Folha de S. Paulo


O mosaico humano

Não existe Denise. Existe Denise-Fulano, Denise-Cicrano, Denise-Beltrano. Somos o que somos a partir dos outros. E até tentamos cumprir com o papel que construímos para cada um de nossos interlocutores.

Foi no meio de um ensaio que ouvi isto do mestre Fauzi Arap. Me fez entender muita coisa, mas só entendi realmente o ser multifacetado que somos quando ele nos deixou.

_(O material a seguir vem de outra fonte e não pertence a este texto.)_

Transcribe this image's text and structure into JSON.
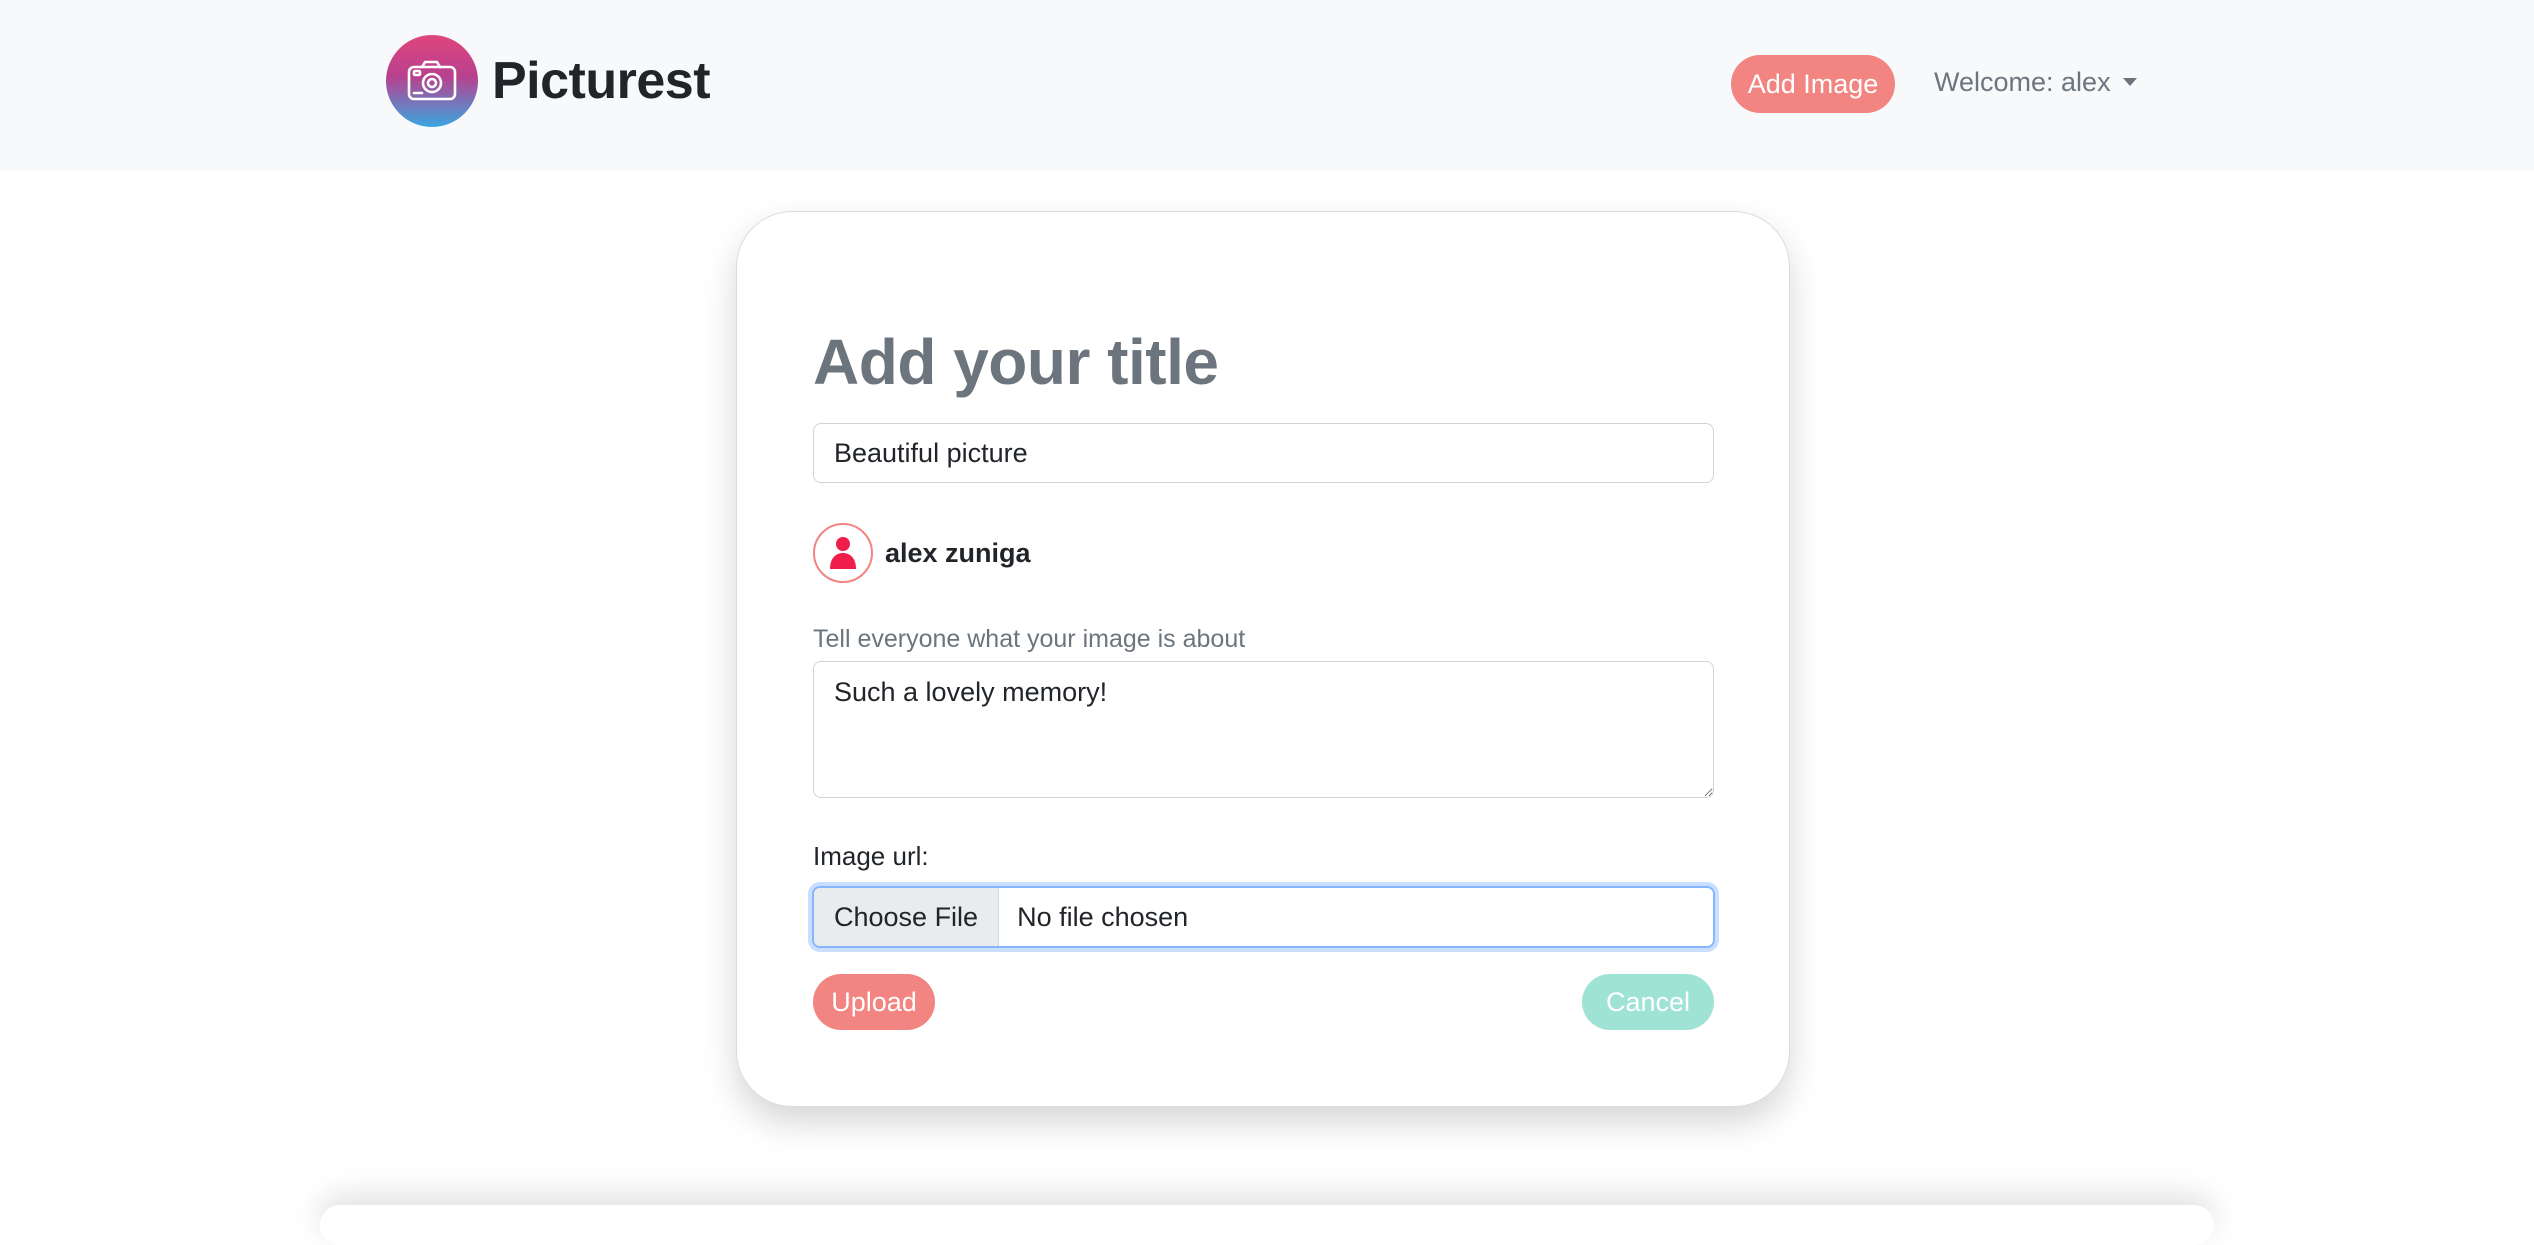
{
  "navbar": {
    "brand_name": "Picturest",
    "logo_icon": "camera-icon",
    "add_image_label": "Add Image",
    "welcome_label": "Welcome: alex"
  },
  "form": {
    "heading": "Add your title",
    "title_value": "Beautiful picture",
    "author_name": "alex zuniga",
    "author_icon": "user-icon",
    "description_label": "Tell everyone what your image is about",
    "description_value": "Such a lovely memory!",
    "image_url_label": "Image url:",
    "choose_file_label": "Choose File",
    "file_status": "No file chosen",
    "upload_label": "Upload",
    "cancel_label": "Cancel"
  },
  "colors": {
    "accent": "#f28482",
    "secondary_button": "#9ee3d4",
    "navbar_bg": "#f8f9fa",
    "heading_text": "#6c757d",
    "focus_ring": "#86b7fe"
  }
}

Na sala de seu velório, em meio às lágrimas secas, começamos aquela conversinha doída onde remoemos particularidades da personalidade do ente querido para chorar mais um pouquinho. Num banco, nós do teatro. Noutro, irmãos, sobrinhos e amigos da família. E o Fauzi, que tanto se reservou, pela primeira vez, apareceu inteiro: o que nós sabíamos dele, o que eles sabiam dele e o que ambos os lados jamais poderiam suspeitar fazer parte daquele que foi um dos maiores mestres do nosso teatro. Na cerimônia do adeus, ampliamos ainda mais o gênio de personalidade única que ele foi para cada um de nós.

Zé Vicente
Ilustração de Zé Vicente para coluna de Denise Fraga na sãopaulo de 28/02 - O mosaico humano

Esta semana, voltei a me lembrar dele e de sua tese sobre o mosaico humano. Perdemos Tio Ezio. Tio Ezio sempre viveu sozinho. Solteiro convicto, morou a vida toda longe da família, viveu em várias cidades, fez de tudo um pouco e com muita intensidade. Dono de um humor ácido e delicioso, pouco nos deu o privilégio de sua presença. Escolheu ser livre.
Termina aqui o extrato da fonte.